2.  **Soft Match Score:** A weighted metric providing a partial credit (0.5) for "near-miss" errors (specifically cases involving the `0.1` relevance class), while penalizing binary flips between `0` and `1`.

### **1. Component Impact (Ablation Study)**
A series of experiments was conducted using **Trinity-Large** and **Nemotron-3-Nano** to evaluate the incremental value of each architectural component.
*   **Baseline vs. RAG/Search:** For both models, we observed a consistent upward trend in performance. Adding RAG and Web Search capabilities improved accuracy by **~15-20%** compared to the Zero-shot baseline.
*   **Agentic Workflow (Full):** The "Full" configuration (System Prompts + RAG + Search + Reflection) yielded the highest scores for these models, peaking at **0.70 Accuracy** for Nemotron-3-Nano.

![Evaluation Results](https://raw.githubusercontent.com/petrovortex/dls-homework-sem-2/main/img/trinity.png)

![Evaluation Results](https://raw.githubusercontent.com/petrovortex/dls-homework-sem-2/main/img/nemotron.png)

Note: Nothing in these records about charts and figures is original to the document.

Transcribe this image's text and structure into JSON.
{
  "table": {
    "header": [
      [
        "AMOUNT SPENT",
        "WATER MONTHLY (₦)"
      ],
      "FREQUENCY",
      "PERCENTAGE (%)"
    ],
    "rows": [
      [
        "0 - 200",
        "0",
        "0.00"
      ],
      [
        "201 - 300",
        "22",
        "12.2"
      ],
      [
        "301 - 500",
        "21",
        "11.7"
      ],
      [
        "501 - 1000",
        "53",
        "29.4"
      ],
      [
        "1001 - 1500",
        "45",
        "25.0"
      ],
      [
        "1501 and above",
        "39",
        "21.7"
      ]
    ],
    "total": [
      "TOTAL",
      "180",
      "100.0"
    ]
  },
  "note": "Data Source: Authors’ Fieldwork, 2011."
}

### **2. Scaling & Model Architecture**
The impact of model scale and reasoning capabilities was analyzed across different architectures:
*   **GLM-4.5-Air:** Demonstrated the highest overall performance with **0.85 Accuracy**. While significantly more accurate, it introduced a latency trade-off, with an average response time of **~30s**.
*   **Reasoning Model (DeepSeek-R1):** Despite its reasoning capabilities, DeepSeek-R1 showed lower performance in this specific task. It exhibited high latency (**88s avg.**) and frequently **struggled with JSON schema** enforcement, leading to validation errors.
*   **Small Model (GPT-5-Nano):** Showed limited utility for this complex relevance estimation task, significantly underperforming compared to mid-sized alternatives.

![Evaluation Results](https://raw.githubusercontent.com/petrovortex/dls-homework-sem-2/main/img/all_full.png)

![Evaluation Results](https://raw.githubusercontent.com/petrovortex/dls-homework-sem-2/main/img/info.png)

### **3. Experimental Constraints**
*   **Sample Size:** It is important to note that due to latency and rate limits, experiments for **DeepSeek-R1** and **GPT-5-Nano** were conducted on a smaller subset of the validation data.
*   **Operational Factors:** Average durations may have been influenced by fluctuating network stability and API response variability during the evaluation process.

### **4. Potential Enhancements: Programmatic Prompt Optimization**
A planned next step for this project is to migrate the agent logic to the DSPy framework.

**Objective**: To move away from manual prompts.

According to DSPy's documentation, the system can automatically generate more robust instructions and few-shot examples by learning directly from failure patterns identified in the training dataset.

This would allow for a rigorous comparison between human-engineered system prompts and those optimized by DSPy's compiler, potentially leading to higher performance and better generalization across different model scales.